Le pile, o celle elettrolitiche, sono generatori di tensione che sfruttano soluzioni elettrolitiche per compiere lavoro; esse utilizzano l’energia potenziale chimica delle soluzioni per produrre energia elettrica.

Le soluzioni utilizzate sono poste in due recipienti diversi, collegati tra loro da un ponte salino, oppure divisi divisi da una membrana semipermeabile, che permette solo il passaggio di determinate sostanze; all’interno delle soluzioni, poi, sono poste delle lamine metalliche, gli elettrodi.

A differenza delle celle elettrolitiche, in questo caso il polo negativo viene detto anodo, mentre quello positivo si dice catodo.

Esaminiamo il funzionamento delle pile con un esempio pratico.

Consideriamo una soluzione liquida di solfato di rame, in cui viene immersa una barretta di zinco. Dopo un certo periodo di tempo, la barretta si ricopre di uno strato di rame metallico, assumendo così un colore rossiccio; la temperatura della soluzione, inoltre, risulta aumentata.

La situazione può essere spiegata in termini chimici, parlando di reazioni di ossido-riduzione, nelle quali una specie chimica acquista elettroni, mentre l’altra li cede.

In questo caso, lo zinco si ossida e cede due elettroni al rame, mentre quest’ultimo si riduce acquistando due elettroni (e diventando, così, uno ione positivo).

La reazione chimica, in questo caso, avviene spontaneamente, e pertanto vi è una produzione di calore; la reazione, quindi, si dice esotermica.

La pila, quindi, sfrutta le reazioni di ossido-riduzione per trasformare l’energia chimica della reazione spontanea in energia elettrica.
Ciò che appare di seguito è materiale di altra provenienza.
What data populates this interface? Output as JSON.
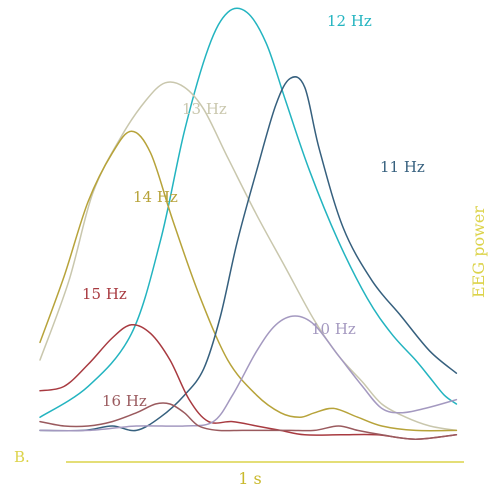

Il suo funzionamento, però, prevede che le due reazioni, quella di ossidazione e quella di riduzione, avvengano separatamente.

Si posizionano, in questo caso, una barretta di zinco in una soluzione di solfato di zinco, e una barretta di rame in una soluzione di solfato di rame.

Le due soluzioni, poi, vengono collegate con un ponte salino, che permette solo il passaggio di determinate sostanze, che non influenzino le reazioni di ossidoriduzione; queste sostanze permettono di ristabilite un equilibrio delle cariche, trasportando elettroni da una soluzione all’altra.

Le barrette metalliche, invece, sono collegate da un filo conduttore, che permette il passaggio degli elettroni; in questo caso, lo zinco perde elettroni e la barretta di zinco si assottiglia; il filo conduttore permette il passaggio degli elettroni da una soluzione all’altra, e nella seconda, gli elettroni vengono acquistati dal rame, cosicché la barretta di rame diventa più spessa.

 

pile
Pila zinco-rame

 

Le pile a secco

Le cosiddette “pile a secco” sono un particolare tipo di pila, definite in questo modo perché la pila di Volta, la prima pila inventata, era costituita da una serie di dischi di rame e zinco separati tra loro da un panno inumidito imbevuto di un conduttore elettrolitico.

Le pile a secco, invece, sono ad esempio le pile in zinco-carbone, le classiche pile di uso quotidiano.

Queste pile sono costituite da un rivestimento di zinco all’interno del quale sono presenti, in ordine, una soluzione elettrolitica, uno strato di diossido di manganese, e un cilindro di grafite.

 

 

pila-a-secco
Pila a secco

 

Il funzionamento di queste pile si basa sempre su reazioni di ossidoriduzione; lo zinco tende a perdere elettroni, che vengono attratti nella soluzione elettrolitica, concentrata in uno dei due estremi della pila; a causa dell’eccesso di elettroni presenti, questa parte diventerà il polo negativo della pila. Il carbone, invece, tende a cedere elettroni al diossido di manganese, cosicché l’altro estremo diviene il polo positivo.